It’s time to get away from the “it’s you, not me” mindset.


How are you – as a leader and as a company – contributing to your employee turnover? There is plenty that employers can do proactively to reduce potential turnover, yet many prefer to blame the new hires who “weren’t the right fit” instead of looking within the organization to find what could be done better.


But before you can even create actionable steps to improve retention, you first need to figure out exactly why employees are leaving your organization. And here’s a tip; WHEN they leave can offer valuable clues as to WHY they left.


According to data from WeCare Connect, the nation’s leading provider of employee surveys for the senior care industry, the overall average length of employment for senior care staff is 4.3 years. But what are the reasons that staff might leave sooner than that average? Interestingly, the reasons staff gave for leaving were completely different depending on their length of tenure.

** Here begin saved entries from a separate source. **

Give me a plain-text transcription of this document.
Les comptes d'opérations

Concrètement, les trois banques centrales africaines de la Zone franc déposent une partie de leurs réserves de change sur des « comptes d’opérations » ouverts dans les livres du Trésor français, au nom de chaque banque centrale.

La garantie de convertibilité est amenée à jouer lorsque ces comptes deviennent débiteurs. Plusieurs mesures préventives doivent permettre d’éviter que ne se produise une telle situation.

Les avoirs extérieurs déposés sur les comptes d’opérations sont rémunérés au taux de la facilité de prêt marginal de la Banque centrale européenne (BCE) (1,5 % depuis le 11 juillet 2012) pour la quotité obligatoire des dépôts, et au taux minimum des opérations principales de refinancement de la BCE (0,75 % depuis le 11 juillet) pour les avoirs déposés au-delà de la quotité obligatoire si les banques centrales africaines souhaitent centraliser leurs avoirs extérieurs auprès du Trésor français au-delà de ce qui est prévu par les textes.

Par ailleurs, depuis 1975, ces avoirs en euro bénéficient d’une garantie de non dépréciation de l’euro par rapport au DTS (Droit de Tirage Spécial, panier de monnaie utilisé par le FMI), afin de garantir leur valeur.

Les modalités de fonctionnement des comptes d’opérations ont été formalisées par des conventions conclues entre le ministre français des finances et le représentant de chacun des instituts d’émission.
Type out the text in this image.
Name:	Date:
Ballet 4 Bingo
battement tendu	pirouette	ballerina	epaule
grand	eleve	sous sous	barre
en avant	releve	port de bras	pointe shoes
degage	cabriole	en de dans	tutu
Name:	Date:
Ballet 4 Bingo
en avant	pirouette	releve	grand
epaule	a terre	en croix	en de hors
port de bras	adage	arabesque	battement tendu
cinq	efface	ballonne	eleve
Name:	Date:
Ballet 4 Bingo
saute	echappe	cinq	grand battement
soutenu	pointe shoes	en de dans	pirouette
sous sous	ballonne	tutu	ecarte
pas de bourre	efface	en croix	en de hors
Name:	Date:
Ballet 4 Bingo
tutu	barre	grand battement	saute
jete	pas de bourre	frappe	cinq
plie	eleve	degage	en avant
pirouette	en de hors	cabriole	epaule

Below are a few of the common stages when employees depart from an employer – and the reasons we’ve found as to why they make that decision.

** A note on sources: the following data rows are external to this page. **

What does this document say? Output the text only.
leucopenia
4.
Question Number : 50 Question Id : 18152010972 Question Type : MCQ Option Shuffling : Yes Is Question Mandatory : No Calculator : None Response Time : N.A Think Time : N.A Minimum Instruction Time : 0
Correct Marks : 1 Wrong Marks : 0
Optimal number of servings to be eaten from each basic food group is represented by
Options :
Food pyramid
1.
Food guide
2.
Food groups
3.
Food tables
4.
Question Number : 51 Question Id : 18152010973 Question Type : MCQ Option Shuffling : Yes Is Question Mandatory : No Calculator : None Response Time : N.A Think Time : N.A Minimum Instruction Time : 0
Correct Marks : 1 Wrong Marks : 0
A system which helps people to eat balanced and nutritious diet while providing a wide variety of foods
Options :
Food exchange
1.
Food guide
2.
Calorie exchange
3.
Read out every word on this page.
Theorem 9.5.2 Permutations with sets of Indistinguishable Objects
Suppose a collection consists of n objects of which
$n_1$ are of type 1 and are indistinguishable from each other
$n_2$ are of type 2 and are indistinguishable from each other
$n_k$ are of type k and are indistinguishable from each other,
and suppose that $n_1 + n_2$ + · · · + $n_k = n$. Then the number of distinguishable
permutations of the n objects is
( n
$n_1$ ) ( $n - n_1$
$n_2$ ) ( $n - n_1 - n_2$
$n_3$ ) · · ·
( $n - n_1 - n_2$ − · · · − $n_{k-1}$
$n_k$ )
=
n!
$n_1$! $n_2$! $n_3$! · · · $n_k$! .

Employee left the candidate pool

When a candidate leaves this early in the process, it usually means: They simply got a faster offer and wanted to start quickly. Or, your company’s reputation leaves something to be desired. Or, the candidate didn’t like what they saw during the interview process, be it the people they met or the actual process of interviewing.

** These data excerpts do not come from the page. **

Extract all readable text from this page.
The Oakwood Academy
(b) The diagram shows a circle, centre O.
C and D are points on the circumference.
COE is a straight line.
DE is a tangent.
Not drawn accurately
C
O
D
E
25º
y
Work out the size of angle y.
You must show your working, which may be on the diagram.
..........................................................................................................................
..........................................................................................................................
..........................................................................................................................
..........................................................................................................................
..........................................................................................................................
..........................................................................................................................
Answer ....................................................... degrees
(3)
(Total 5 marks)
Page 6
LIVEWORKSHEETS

Employee left in the first week

Being given unrealistic expectations is one of the biggest reasons why an employee would leave after just a week working for your company. Perhaps the job description didn’t match the work they were doing in their first days on the job or the job simply wasn’t what they anticipated. Another factor is often that the orientation process was not welcoming.


Or – this is a huge one – new-hire training was on only one side of a spectrum. Training was either completely overwhelming, or it was nonexistent/not enough. Either way, a new employee could feel like they’re drowning early if the training they receive isn’t effective.


Employee left in the first 30 days

The results of ineffective training extend past the first week on the job. Often, employees who haven’t been trained properly make mistakes or are disciplined for poor performance – and these can often contribute to why an employee leaves within their first month.


In addition, an unrealistic workload or bullying from the seasoned staff are also common reasons for employee departures around this timeframe.


Employee left in the first 3 months

When asked why they left employment, 28% of folks said that the reason they left was because the job was not quite what they expected or was not a great fit. This can easily happen if an employer spend a lot of time talking up a new position, but then effectively abandons the new hire once they’re in that role.


Are you thinking about how new employees should continue to be trained, not just in their first few days, but as an ongoing process? New training needs often pop up within a couple of months on the job, and if those needs aren’t addressed, employees will start looking elsewhere because you “set them up to fail” or didn’t communicate expectations clearly.